You do not need a professional booth to practice for a cert test, but you do need:

  1. A welding machine that matches the test process. If you are testing in SMAW with 7018, you need an AC/DC stick welder capable of at least 180 amps. If you are testing in GMAW, you need a short-circuit MIG with argon/CO2 blend. If testing FCAW, an FCAW-capable machine with self-shielded or gas-shielded wire matching the test WPS.
  2. The same electrode/filler the test uses. 7018 from the test facility WPS is not the same as 6013 from your hardware store. Buy exactly what the test calls for.
  3. The same plate thickness. Practicing on 1/4 plate for a 3/8 test coupon burns money and teaches bad habits. Cut full-size coupons for practice.
  4. A guided bend test jig (or access to one).
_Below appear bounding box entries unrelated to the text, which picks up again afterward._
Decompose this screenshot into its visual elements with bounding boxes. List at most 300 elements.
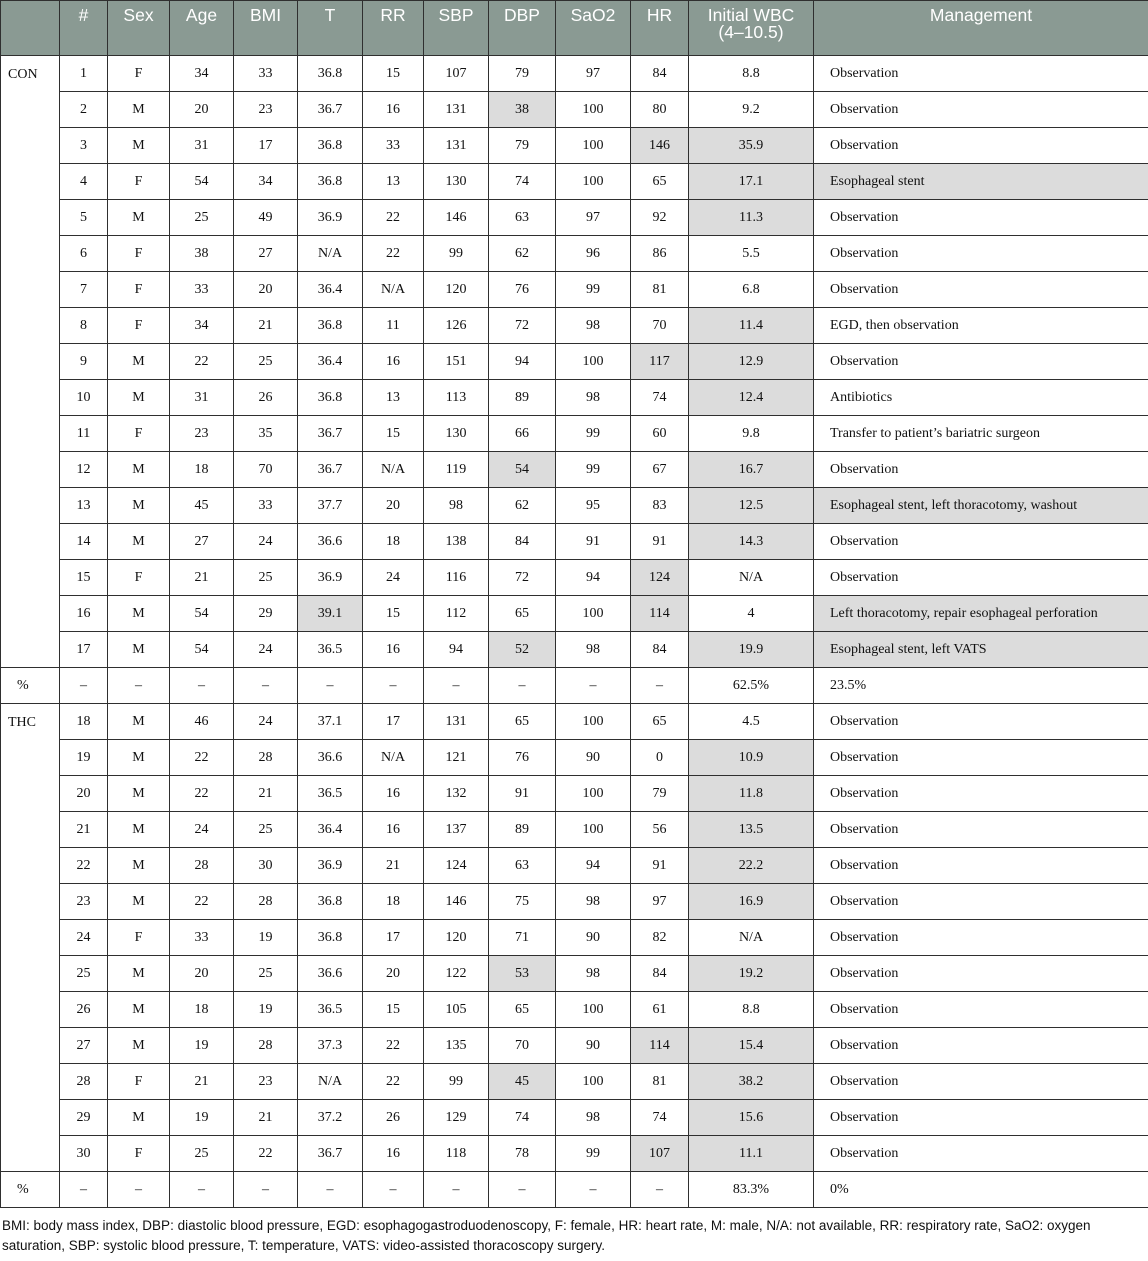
table-cell: 1 — [60, 56, 108, 92]
table-cell: 3 — [60, 128, 108, 164]
table-cell: 29 — [234, 596, 298, 632]
table-cell: 2 — [60, 92, 108, 128]
table-cell: 36.4 — [298, 272, 363, 308]
table-cell: 11.1 — [689, 1136, 814, 1172]
management-cell: Observation — [814, 272, 1148, 308]
table-cell: 31 — [170, 380, 234, 416]
table-cell: F — [108, 560, 170, 596]
table-cell: 17 — [234, 128, 298, 164]
table-cell: 11 — [60, 416, 108, 452]
table-cell: 76 — [489, 740, 556, 776]
table-row — [1, 812, 1148, 848]
table-cell: 36.5 — [298, 992, 363, 1028]
table-cell: 12.4 — [689, 380, 814, 416]
table-cell: 27 — [170, 524, 234, 560]
percent-cell: – — [108, 1172, 170, 1208]
table-cell: 20 — [363, 956, 424, 992]
table-cell: 22 — [363, 1028, 424, 1064]
table-row — [1, 1100, 1148, 1136]
table-cell: F — [108, 1136, 170, 1172]
percent-cell: – — [556, 668, 631, 704]
table-cell: 36.8 — [298, 884, 363, 920]
table-cell: 15 — [363, 992, 424, 1028]
table-cell: 90 — [556, 1028, 631, 1064]
table-cell: 65 — [489, 596, 556, 632]
table-cell: 19 — [234, 920, 298, 956]
table-cell: 46 — [170, 704, 234, 740]
table-cell: 121 — [424, 740, 489, 776]
percent-row — [1, 668, 1148, 704]
table-cell: 54 — [170, 632, 234, 668]
table-cell: 25 — [234, 344, 298, 380]
table-cell: 20 — [234, 272, 298, 308]
table-cell: N/A — [689, 560, 814, 596]
table-cell: M — [108, 1028, 170, 1064]
percent-label: % — [1, 668, 60, 704]
table-cell: 100 — [556, 344, 631, 380]
column-header: Initial WBC (4–10.5) — [689, 1, 814, 56]
table-cell: F — [108, 164, 170, 200]
table-cell: 33 — [234, 488, 298, 524]
table-cell: 33 — [170, 272, 234, 308]
table-cell: 23 — [170, 416, 234, 452]
table-cell: 38 — [170, 236, 234, 272]
table-cell: 117 — [631, 344, 689, 380]
table-cell: 4.5 — [689, 704, 814, 740]
table-cell: 36.5 — [298, 776, 363, 812]
table-cell: 28 — [234, 884, 298, 920]
table-cell: 124 — [631, 560, 689, 596]
group-label: THC — [1, 704, 60, 1172]
table-cell: 12.5 — [689, 488, 814, 524]
table-cell: 22 — [234, 1136, 298, 1172]
table-cell: 25 — [170, 1136, 234, 1172]
table-cell: 60 — [631, 416, 689, 452]
percent-cell: 0% — [814, 1172, 1148, 1208]
table-cell: 98 — [556, 308, 631, 344]
table-cell: 100 — [556, 812, 631, 848]
table-cell: 9.2 — [689, 92, 814, 128]
table-row — [1, 92, 1148, 128]
management-cell: Observation — [814, 56, 1148, 92]
management-cell: Observation — [814, 812, 1148, 848]
table-cell: M — [108, 956, 170, 992]
table-cell: 27 — [234, 236, 298, 272]
percent-cell: – — [60, 1172, 108, 1208]
percent-cell: – — [489, 1172, 556, 1208]
table-cell: 9.8 — [689, 416, 814, 452]
table-cell: M — [108, 488, 170, 524]
table-cell: 91 — [556, 524, 631, 560]
table-cell: 21 — [234, 1100, 298, 1136]
table-cell: 29 — [60, 1100, 108, 1136]
table-cell: 122 — [424, 956, 489, 992]
table-cell: 65 — [489, 992, 556, 1028]
table-cell: 26 — [363, 1100, 424, 1136]
table-cell: 36.8 — [298, 164, 363, 200]
table-cell: 100 — [556, 992, 631, 1028]
table-cell: 146 — [631, 128, 689, 164]
table-row — [1, 632, 1148, 668]
column-header — [1, 1, 60, 56]
table-cell: 23 — [234, 92, 298, 128]
table-cell: 54 — [170, 596, 234, 632]
table-cell: 0 — [631, 740, 689, 776]
table-cell: 16 — [363, 776, 424, 812]
table-cell: 131 — [424, 128, 489, 164]
table-cell: 8 — [60, 308, 108, 344]
table-cell: M — [108, 92, 170, 128]
table-cell: 25 — [170, 200, 234, 236]
table-cell: 13 — [363, 380, 424, 416]
table-cell: 18 — [60, 704, 108, 740]
table-cell: 74 — [631, 380, 689, 416]
table-cell: 63 — [489, 200, 556, 236]
table-cell: 23 — [60, 884, 108, 920]
management-cell: Observation — [814, 200, 1148, 236]
table-cell: 36.6 — [298, 524, 363, 560]
table-cell: 53 — [489, 956, 556, 992]
table-cell: 98 — [556, 632, 631, 668]
table-cell: 67 — [631, 452, 689, 488]
table-cell: M — [108, 452, 170, 488]
table-cell: 89 — [489, 812, 556, 848]
table-row — [1, 704, 1148, 740]
table-cell: M — [108, 776, 170, 812]
table-row — [1, 596, 1148, 632]
table-cell: M — [108, 992, 170, 1028]
table-cell: 36.7 — [298, 1136, 363, 1172]
table-cell: 119 — [424, 452, 489, 488]
table-cell: 16 — [363, 344, 424, 380]
table-cell: 54 — [489, 452, 556, 488]
table-cell: 22 — [170, 344, 234, 380]
table-cell: 34 — [170, 308, 234, 344]
table-cell: M — [108, 200, 170, 236]
table-cell: 151 — [424, 344, 489, 380]
management-cell: Observation — [814, 1100, 1148, 1136]
table-row — [1, 56, 1148, 92]
management-cell: Observation — [814, 524, 1148, 560]
table-cell: 90 — [556, 920, 631, 956]
table-cell: 137 — [424, 812, 489, 848]
table-cell: 91 — [631, 848, 689, 884]
table-cell: 34 — [234, 164, 298, 200]
percent-cell: 23.5% — [814, 668, 1148, 704]
table-cell: 5.5 — [689, 236, 814, 272]
percent-cell: – — [298, 1172, 363, 1208]
table-cell: 81 — [631, 272, 689, 308]
table-cell: 80 — [631, 92, 689, 128]
management-cell: Observation — [814, 848, 1148, 884]
table-cell: 19.9 — [689, 632, 814, 668]
table-cell: 131 — [424, 704, 489, 740]
management-cell: Esophageal stent, left VATS — [814, 632, 1148, 668]
table-cell: 13.5 — [689, 812, 814, 848]
percent-cell: – — [234, 668, 298, 704]
table-cell: 83 — [631, 488, 689, 524]
management-cell: Observation — [814, 920, 1148, 956]
table-cell: 72 — [489, 308, 556, 344]
table-cell: 27 — [60, 1028, 108, 1064]
table-cell: M — [108, 1100, 170, 1136]
table-cell: 23 — [234, 1064, 298, 1100]
table-cell: 21 — [234, 776, 298, 812]
table-cell: 15.6 — [689, 1100, 814, 1136]
table-body — [1, 56, 1148, 1208]
table-cell: 22 — [170, 776, 234, 812]
percent-label: % — [1, 1172, 60, 1208]
table-cell: 20 — [363, 488, 424, 524]
table-cell: 146 — [424, 884, 489, 920]
table-cell: 113 — [424, 380, 489, 416]
table-cell: 132 — [424, 776, 489, 812]
table-cell: 49 — [234, 200, 298, 236]
table-cell: 92 — [631, 200, 689, 236]
table-cell: 54 — [170, 164, 234, 200]
table-cell: 98 — [556, 1100, 631, 1136]
table-cell: F — [108, 1064, 170, 1100]
table-cell: 21 — [234, 308, 298, 344]
table-cell: 81 — [631, 1064, 689, 1100]
column-header: SaO2 — [556, 1, 631, 56]
table-cell: 97 — [631, 884, 689, 920]
table-cell: 36.6 — [298, 956, 363, 992]
table-cell: 15 — [363, 56, 424, 92]
table-cell: 74 — [489, 164, 556, 200]
table-cell: 84 — [631, 632, 689, 668]
table-cell: M — [108, 632, 170, 668]
management-cell: Esophageal stent — [814, 164, 1148, 200]
table-row — [1, 1064, 1148, 1100]
table-cell: 22 — [170, 740, 234, 776]
management-cell: Observation — [814, 992, 1148, 1028]
table-cell: 16 — [363, 812, 424, 848]
table-row — [1, 1136, 1148, 1172]
table-row — [1, 956, 1148, 992]
percent-cell: – — [424, 668, 489, 704]
table-cell: 25 — [60, 956, 108, 992]
table-cell: 72 — [489, 560, 556, 596]
table-row — [1, 236, 1148, 272]
table-cell: 25 — [234, 956, 298, 992]
table-cell: 36.8 — [298, 920, 363, 956]
table-cell: 62 — [489, 488, 556, 524]
table-cell: 22 — [170, 884, 234, 920]
table-cell: M — [108, 596, 170, 632]
table-cell: 22 — [363, 1064, 424, 1100]
table-row — [1, 560, 1148, 596]
table-cell: 36.4 — [298, 812, 363, 848]
table-cell: 19 — [170, 1028, 234, 1064]
table-cell: 18 — [363, 884, 424, 920]
table-cell: 37.1 — [298, 704, 363, 740]
table-cell: 98 — [424, 488, 489, 524]
table-cell: 5 — [60, 200, 108, 236]
percent-cell: – — [631, 1172, 689, 1208]
table-cell: N/A — [689, 920, 814, 956]
table-cell: 24 — [234, 704, 298, 740]
table-cell: 24 — [234, 524, 298, 560]
table-cell: 20 — [170, 92, 234, 128]
table-cell: 20 — [170, 956, 234, 992]
table-cell: 78 — [489, 1136, 556, 1172]
table-row — [1, 920, 1148, 956]
table-cell: 36.8 — [298, 380, 363, 416]
table-cell: 13 — [60, 488, 108, 524]
table-cell: 21 — [170, 1064, 234, 1100]
table-cell: M — [108, 884, 170, 920]
table-row — [1, 308, 1148, 344]
table-cell: 28 — [170, 848, 234, 884]
table-cell: M — [108, 128, 170, 164]
table-cell: 63 — [489, 848, 556, 884]
table-cell: 4 — [60, 164, 108, 200]
table-cell: 16 — [363, 1136, 424, 1172]
table-cell: 25 — [234, 812, 298, 848]
table-cell: 18 — [363, 524, 424, 560]
table-cell: 34 — [170, 56, 234, 92]
table-cell: 120 — [424, 920, 489, 956]
table-cell: 130 — [424, 164, 489, 200]
column-header: Sex — [108, 1, 170, 56]
table-cell: 65 — [489, 704, 556, 740]
table-cell: 100 — [556, 1064, 631, 1100]
percent-cell: – — [234, 1172, 298, 1208]
table-cell: 38 — [489, 92, 556, 128]
table-row — [1, 1028, 1148, 1064]
table-cell: 28 — [234, 1028, 298, 1064]
table-cell: 91 — [631, 524, 689, 560]
table-cell: 19 — [234, 992, 298, 1028]
table-cell: F — [108, 56, 170, 92]
management-cell: Observation — [814, 344, 1148, 380]
table-row — [1, 416, 1148, 452]
column-header: Management — [814, 1, 1148, 56]
table-cell: 118 — [424, 1136, 489, 1172]
table-cell: 37.2 — [298, 1100, 363, 1136]
table-cell: 6.8 — [689, 272, 814, 308]
table-cell: 36.8 — [298, 128, 363, 164]
table-cell: 97 — [556, 200, 631, 236]
table-cell: 114 — [631, 1028, 689, 1064]
table-cell: N/A — [298, 236, 363, 272]
table-row — [1, 380, 1148, 416]
table-row — [1, 884, 1148, 920]
table-cell: 30 — [234, 848, 298, 884]
table-cell: 82 — [631, 920, 689, 956]
table-cell: 107 — [631, 1136, 689, 1172]
table-cell: 56 — [631, 812, 689, 848]
table-cell: 22.2 — [689, 848, 814, 884]
table-cell: 124 — [424, 848, 489, 884]
management-cell: Observation — [814, 560, 1148, 596]
table-cell: F — [108, 416, 170, 452]
table-cell: 12 — [60, 452, 108, 488]
table-cell: 21 — [60, 812, 108, 848]
column-header: DBP — [489, 1, 556, 56]
table-cell: 79 — [489, 128, 556, 164]
table-cell: M — [108, 848, 170, 884]
table-cell: 84 — [489, 524, 556, 560]
table-cell: 99 — [556, 1136, 631, 1172]
table-cell: 10.9 — [689, 740, 814, 776]
table-cell: N/A — [363, 272, 424, 308]
table-cell: 18 — [170, 452, 234, 488]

Many community colleges and welding schools will let you run your own practice coupons through their jig for a small fee or free. Do at least 2 practice coupons per position, bend them, and inspect.
  5. A position fixture. Cheap angle iron welded into a jig that holds the coupon in 3G or 4G is enough. Do not practice 3G flat on the bench and expect to pass 3G vertical.

Minimum practice before test day: 10 full coupons, all bent, at least 6 passed in the position you plan to test in. Fewer than that and you are gambling your $300 test fee on luck.

Finding a Test Facility

Options from cheapest to most expensive:

  1. Community college welding program - often the cheapest ($150 to $400 per test including coupon prep). May not be an AWS ATF, but the cert may still be recognized locally.
  2. Union training centers - for union members or sponsored apprentices. Free to low cost.
  3. AWS Accredited Testing Facility (ATF) - issues portable AWS CW cards. Search at aws.org/certification/certified-welder for your nearest ATF. $400 to $800 per endorsement, worth every penny because the cert travels with you.
  4. Employer in-house test - free, but the cert is employer-issued and non-portable.

Call ahead. Ask:

  • What code do you test to? (D1.1, D1.5, etc.)
  • What process? (SMAW, GMAW, FCAW, GTAW)
  • What electrode/filler?
  • What position(s) are available?
  • Backing or open-root?
  • What is the coupon size and prep?
  • Do you provide the coupon, or must I bring one?
  • Cost? Retest policy?

Renewal and Currency

AWS CW certification requires continued welding activity on the qualified process - your employer signs a renewal form every 6 months confirming you have welded in that process. Miss a renewal and you have to retest.

Employer-issued D1.1 certs follow the company's QC program, often 6 months of continued use and revalidated on change of variables.

Cost and Timeline

  • AWS CW test - $400 to $800 per endorsement
  • Community college test - $150 to $400
  • Practice plates and electrodes - $100 to $300 for a reasonable prep run
  • Timeline - 2 to 4 weeks of focused practice for a motivated welder with basic skills; 8+ weeks for a beginner. Do not schedule the test until your practice coupons pass bend tests consistently.

Day 1 Checklist (Test Day)

  • Know the WPS cold - process, electrode, amps, volts, travel
  • Coupon prep verified (bevel angle, land, gap)
  • Filler/electrodes correct and dry (stick: rods baked per spec)
  • Machine settings pre-checked on scrap
  • Stamp/ID on the coupon
  • Hood, gloves, PPE - test facility has rules about what they provide and what you bring
  • Mentally walked through the full weld sequence (tack - root - hot - fill - cap)
  • Arrived 30 minutes early, hydrated, not hungover

Your first AWS stamp is a door-opener for the rest of your career. Treat the test like an interview - prep obsessively, show up calm, execute the plan you rehearsed. The welders who fail are almost always the welders who thought they could wing it. The welders who pass are the ones who bent 10 coupons before they ever walked into the test booth.